We Must Close the Gap

Reprinted from Education Update, May 1999

 

At her sessions “Achievement in America: Can We Close the Gap?”, Kati Haycock, director of the Education Trust in Washington D.C., described “the three most devastating ways in which [U.S. schools] are systematically shortchanging some of our kids.” Haycock had abundant data behind her assertions about the causes of the achievement gap.

First, Haycock said, U.S. schools “are teaching different kids different things, with poor and minority kids disproportionately less likely to be taught rigorous, challenging subject matter.”

Second, schools are giving some students lower-quality instruction. “In every subject area, poor children are more likely to be taught by under-qualified teachers and minority youngsters are vastly less likely to be taught by well-educated teachers.”

The third reason “socks you in the face when you spend as much time in classrooms as my staff and I do,” Haycock said. “I can only summarize what we’ve found by saying we’ve been stunned at how little [schools] expect of poor children”, by how few assignments poor children get in a week, and by “the miserably low level” of assignments they do get.

In high-poverty middle schools, there are often more coloring assignments than math and writing assignments. “I’m not joking… or exaggerating,” Haycock said. “Even at the high school level, we’re finding a stunning number of coloring assignments. A teacher will say, ‘Read To Kill A Mockingbird and when you’re done, color a poster on it’.”

Fortunately, Haycock said, communities are now proving that the achievement gap doesn’t need to exist. “If we set clear and high standards for all kids, make sure that all kids, not just some, are in a curriculum that lines up with those standards, and if we make sure teachers master the skills they need, then no matter what kind of neighborhoods they live in, they can meet those standards.”

“In fact,” asserted Haycock, “rather than being harmed by [high] standards, as some suggest, poorer minority kids have the most to gain, for the simple reason that they are the biggest victims of our current system of different and lower standard for children.”

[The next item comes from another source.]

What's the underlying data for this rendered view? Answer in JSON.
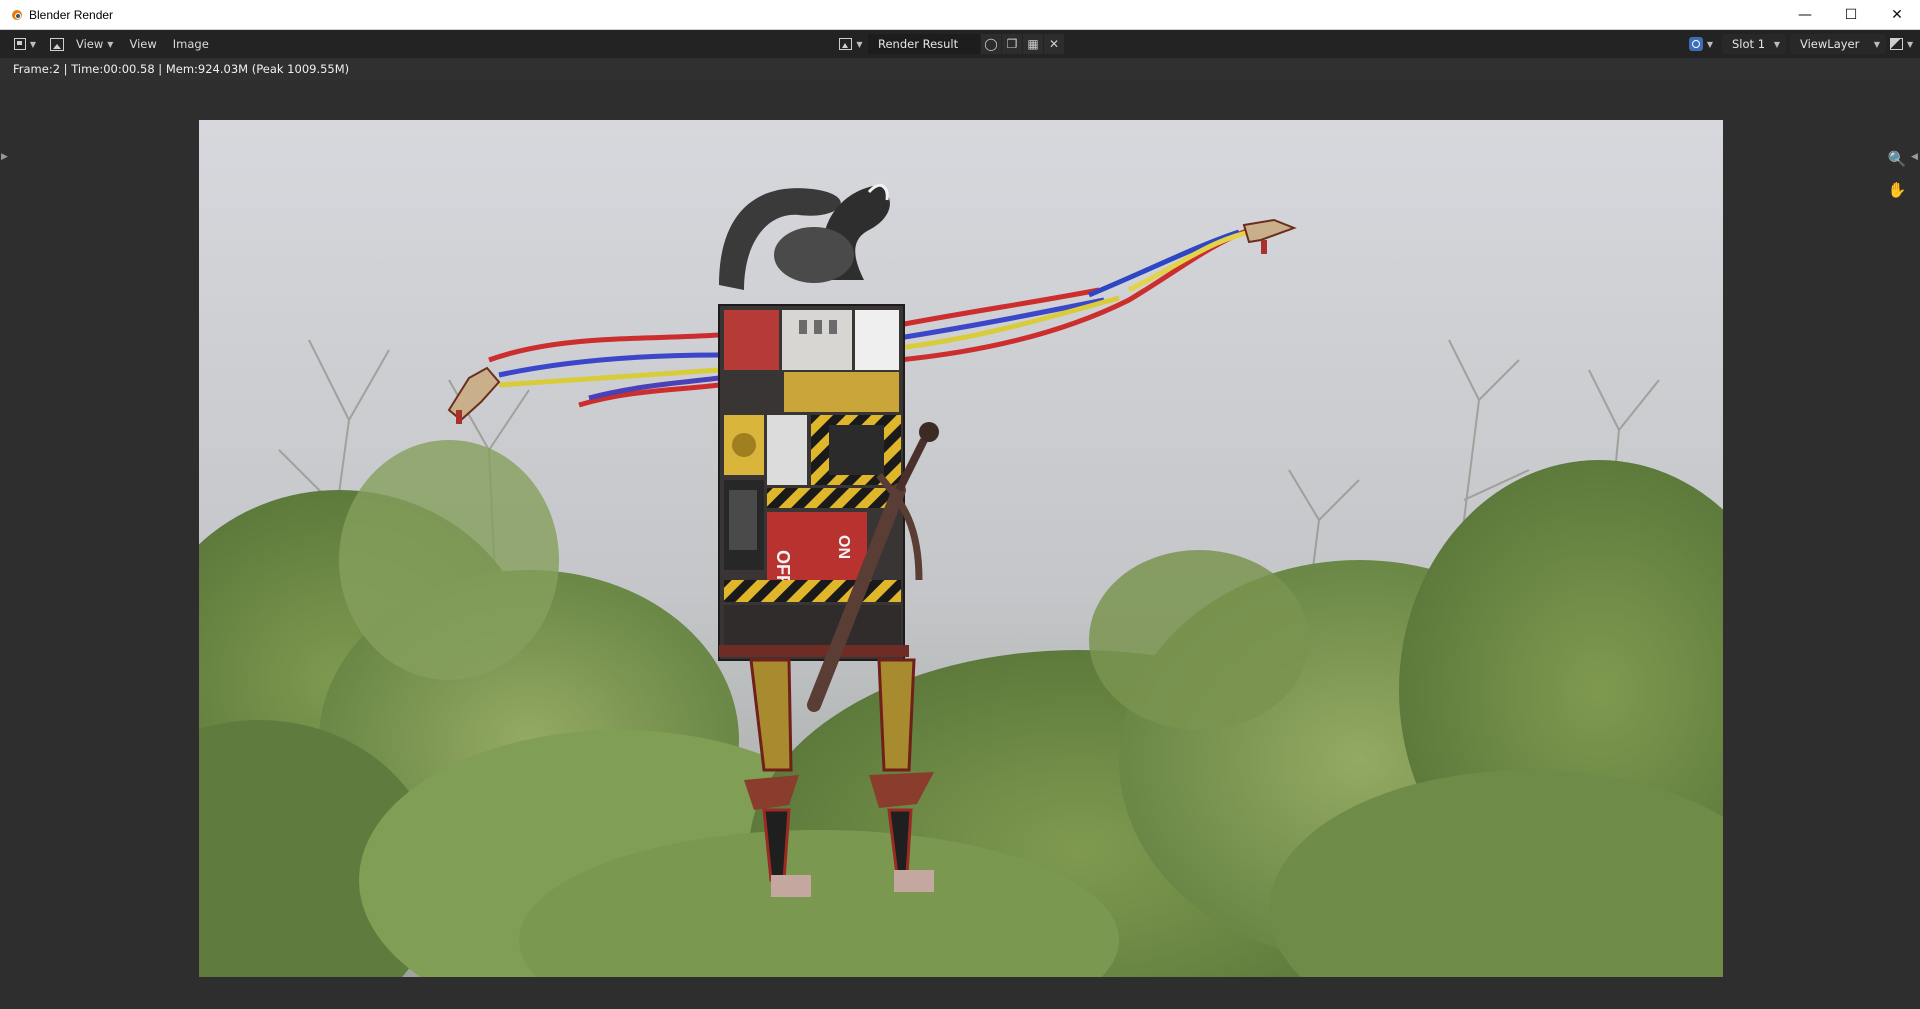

Responding to an audience member’s comment that some teachers fear harming students’ self-esteem by giving them more challenging work, Haycock said, “You can’t build self-esteem by giving kids… ‘baby work’. They recognize it. Doing well on a coloring assignment does not build self-esteem. It makes me insane when I come across this phenomenon, but I do constantly,” she continued. “Teachers [need] to understand that you do not build self-esteem any other way than by setting the bar higher and helping kids get there. That’s how coaches do it; that’s how we need to do it.”